The concert will begin at 6 p.m., at Kinsmen Park, and there will be performances by The Dearhearts and Jenn Beaupre. There will also be toonie hotdogs, snacks and free hot chocolate and coffee available.
The following day, Sept. 27 is when the festival really kicks off, starting at 11 a.m. and also at Kinsmen Park. It will be a full day of events and fun for the whole family. There will be a children’s craft centre, free popcorn, a magician/balloon twister, face painting and a glitter tattoo artist and numerous tents featuring artists.

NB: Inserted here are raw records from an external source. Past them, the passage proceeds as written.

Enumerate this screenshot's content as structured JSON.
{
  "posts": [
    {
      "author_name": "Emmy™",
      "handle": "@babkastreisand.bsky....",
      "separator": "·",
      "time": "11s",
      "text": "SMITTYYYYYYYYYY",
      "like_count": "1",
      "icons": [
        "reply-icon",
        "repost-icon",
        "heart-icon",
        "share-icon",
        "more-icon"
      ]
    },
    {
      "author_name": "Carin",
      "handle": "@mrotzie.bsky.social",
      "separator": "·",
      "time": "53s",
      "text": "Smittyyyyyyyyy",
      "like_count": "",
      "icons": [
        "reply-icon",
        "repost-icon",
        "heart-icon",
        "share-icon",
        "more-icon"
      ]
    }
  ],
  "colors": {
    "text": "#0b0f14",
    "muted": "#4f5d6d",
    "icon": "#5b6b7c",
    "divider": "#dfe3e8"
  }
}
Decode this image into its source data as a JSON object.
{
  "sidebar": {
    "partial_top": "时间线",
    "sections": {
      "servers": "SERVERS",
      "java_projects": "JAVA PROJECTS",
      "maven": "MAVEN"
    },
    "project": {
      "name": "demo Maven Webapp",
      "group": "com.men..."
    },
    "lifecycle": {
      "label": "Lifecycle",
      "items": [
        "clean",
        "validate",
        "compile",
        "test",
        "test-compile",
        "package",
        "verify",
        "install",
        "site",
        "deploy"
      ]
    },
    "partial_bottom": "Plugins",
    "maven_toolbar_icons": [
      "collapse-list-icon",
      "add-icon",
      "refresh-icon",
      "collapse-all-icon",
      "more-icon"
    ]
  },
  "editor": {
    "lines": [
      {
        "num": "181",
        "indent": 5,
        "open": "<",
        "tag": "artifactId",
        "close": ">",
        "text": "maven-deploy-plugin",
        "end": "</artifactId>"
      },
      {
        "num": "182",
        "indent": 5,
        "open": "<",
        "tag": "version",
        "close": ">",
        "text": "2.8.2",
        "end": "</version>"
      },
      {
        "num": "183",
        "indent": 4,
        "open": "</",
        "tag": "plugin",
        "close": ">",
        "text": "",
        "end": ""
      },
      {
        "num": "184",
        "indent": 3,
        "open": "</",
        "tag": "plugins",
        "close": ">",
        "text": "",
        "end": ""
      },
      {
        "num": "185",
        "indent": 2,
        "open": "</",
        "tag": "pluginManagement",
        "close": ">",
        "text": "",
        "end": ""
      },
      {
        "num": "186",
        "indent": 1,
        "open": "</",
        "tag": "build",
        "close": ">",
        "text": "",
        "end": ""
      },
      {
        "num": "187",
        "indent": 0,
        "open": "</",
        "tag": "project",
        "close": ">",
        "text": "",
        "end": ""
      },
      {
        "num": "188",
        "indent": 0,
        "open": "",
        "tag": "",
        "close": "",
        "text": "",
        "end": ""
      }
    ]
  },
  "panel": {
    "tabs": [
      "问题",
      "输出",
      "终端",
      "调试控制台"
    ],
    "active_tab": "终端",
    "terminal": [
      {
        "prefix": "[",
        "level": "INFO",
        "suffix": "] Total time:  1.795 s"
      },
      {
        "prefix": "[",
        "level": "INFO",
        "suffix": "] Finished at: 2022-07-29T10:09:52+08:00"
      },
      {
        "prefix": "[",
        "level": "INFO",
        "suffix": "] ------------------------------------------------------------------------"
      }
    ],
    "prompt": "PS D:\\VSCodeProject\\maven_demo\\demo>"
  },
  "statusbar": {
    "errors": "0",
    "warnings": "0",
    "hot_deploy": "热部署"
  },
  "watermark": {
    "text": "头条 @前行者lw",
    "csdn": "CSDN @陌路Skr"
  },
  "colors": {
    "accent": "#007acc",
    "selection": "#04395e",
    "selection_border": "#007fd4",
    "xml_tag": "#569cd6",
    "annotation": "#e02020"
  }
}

Also during the festival there will be a variety of performers keeping people entertained at the amphitheatre. SRAC is also very hopeful they will have the opportunity to feature native dancers on Saturday.
“The biggest piece we need is we need artists and performers, performers especially. We have quite a few commitments from artists but we really need performers to want to come and show their stuff,” said SRAC Chair Brandy Hebbes.
“Music, dance, theatre, anything … it doesn’t have to be singers, it can be individuals, it can be groups.”
Applications to sign up as a performer can be found at www.strathmorerac.com, and the entry deadline is Sept. 15.
Another thing the group is looking for are people who offer arts training to youth and adults. Last year there were a lot of parents asking where their kids could take various art lessons.
“It’s not just artists per se, we’re also looking for people that offer any kind of programming,” said Hebbes.
The plan is to have a sign up centre; that way as long as organizations or individuals have given contact information and an outline of what they offer it can be listed for people interested.
The art walk will not be returning this year, but in its place the Wheatland Society of Arts (WSA) will host an art show for those who do not have enough work to rent an entire booth.
They will also facilitate community canvases for the public to paint on in the gazebo.
“Two of them will be totally blank for the brave hearts that can paint on there, but for some of them that’s too intimidating so two of them we’re going to have big, elaborate scenes all drawn out and started,” said Hebbes.
The WSA will be floating around the gazebo offering help to those who need it, and there will be latex gloves and bog shirts to wear over clothes for anyone who paints. The paint used will be acrylic. Brava Duo, a piano and violin duo, will be playing throughout the day at the gazebo as well.